You might not expect Supreme Court Justice Clarence Thomas to have anything in common with Angela Davis, a counterculture activist and radical in the1960s, but a unique program at the University of Virginia finds qualities that many black leaders share.
Long-time civil rights activist Julian Bond and fellow history professor Phyllis Leffler wondered about the nature of leadership and whether it was somehow different for people who came from the black community. They spent 14 years studying the subject -- interviewing 51 prominent people - among them, former Governor Doug Wilder, poet Nikki Giovanni and choreographer Bill T. Jones. Leffler concluded they did not often fit the mainstream American stereotype.
“If you pick up any book on leadership and it’s mostly going to be about white corporate America. That’s sort of our model for leaders.”

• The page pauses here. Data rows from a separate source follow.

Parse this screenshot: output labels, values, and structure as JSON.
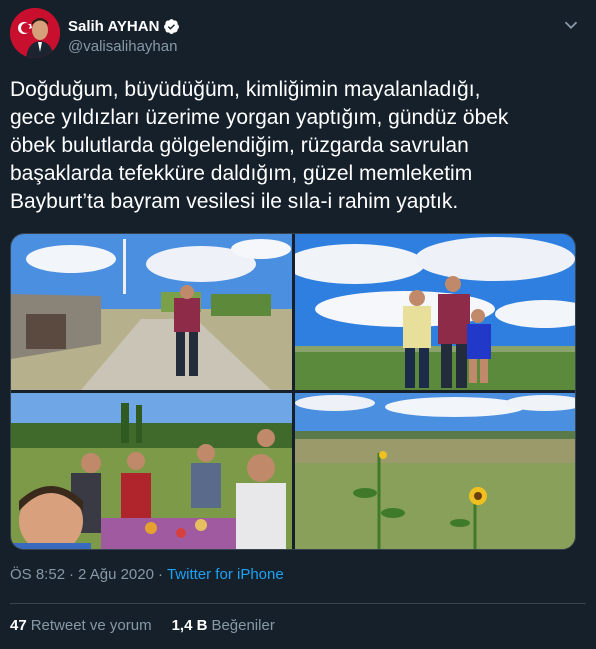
{
  "user": {
    "display_name": "Salih AYHAN",
    "handle": "@valisalihayhan",
    "verified": true
  },
  "tweet": {
    "text": "Doğduğum, büyüdüğüm, kimliğimin mayalanladığı,\ngece yıldızları üzerime yorgan yaptığım, gündüz öbek\nöbek bulutlarda gölgelendiğim, rüzgarda savrulan\nbaşaklarda tefekküre daldığım, güzel memleketim\nBayburt’ta bayram vesilesi ile sıla-i rahim yaptık.",
    "time": "ÖS 8:52",
    "separator": "·",
    "date": "2 Ağu 2020",
    "source": "Twitter for iPhone"
  },
  "stats": {
    "retweets_count": "47",
    "retweets_label": "Retweet ve yorum",
    "likes_count": "1,4 B",
    "likes_label": "Beğeniler"
  },
  "icons": {
    "verified": "verified-badge-icon",
    "more": "chevron-down-icon"
  },
  "colors": {
    "background": "#15202b",
    "accent": "#1da1f2",
    "muted": "#8899a6",
    "border": "#38444d"
  }
}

But like their white counterparts, Bond says these leaders in the African-American community were molded by mainstream institutions - schools, churches and community organizations.
“A relatively large number of these men were active in the Boy Scouts. It just showed me one of the paths to leadership is joining an organization that taught discipline and good behavior.”

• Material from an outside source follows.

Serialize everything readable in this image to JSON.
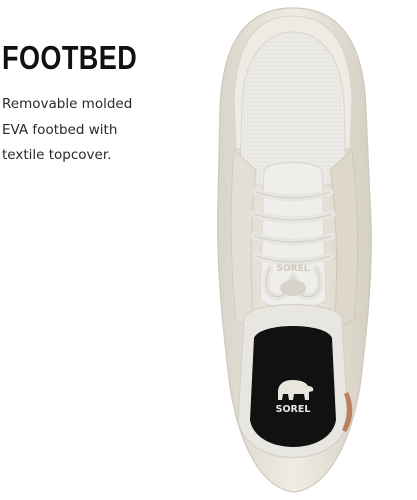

The interviews bring out moments of insight, comedy, debate, and disagreement. Bond, for example, recalls his conversation with Supreme Court Justice Clarence Thomas:
“A justice said years ago that if you want to get beyond race you have to go to race.
Clarence Thomas: That was justice Blackman, yeah, I don’t know what that means.
Julian Bond: I think it means that you can’t talk about remedies to race unless those remedies have some race consciousness in them.
Yeah, I still don’t know. I’ve read that and read it and re-read it and I don’t know. In order to be dry you must be wet, I don’t know.”
Professor Leffler says participants in the project shared some experiences -- sticking with principles in the face of adversity and trying to “lift as they climbed” a tenant in the African American community, which entails reaching down to help those less fortunate.
“They tell us about a style of leadership. A set of values tied to their leadership that is tied to the principle of racial uplift and reaching back into the community to help others along the way. ”
Other findings are included in their new book -- “Black Leaders on Leadership: Conversations with Julian Bond.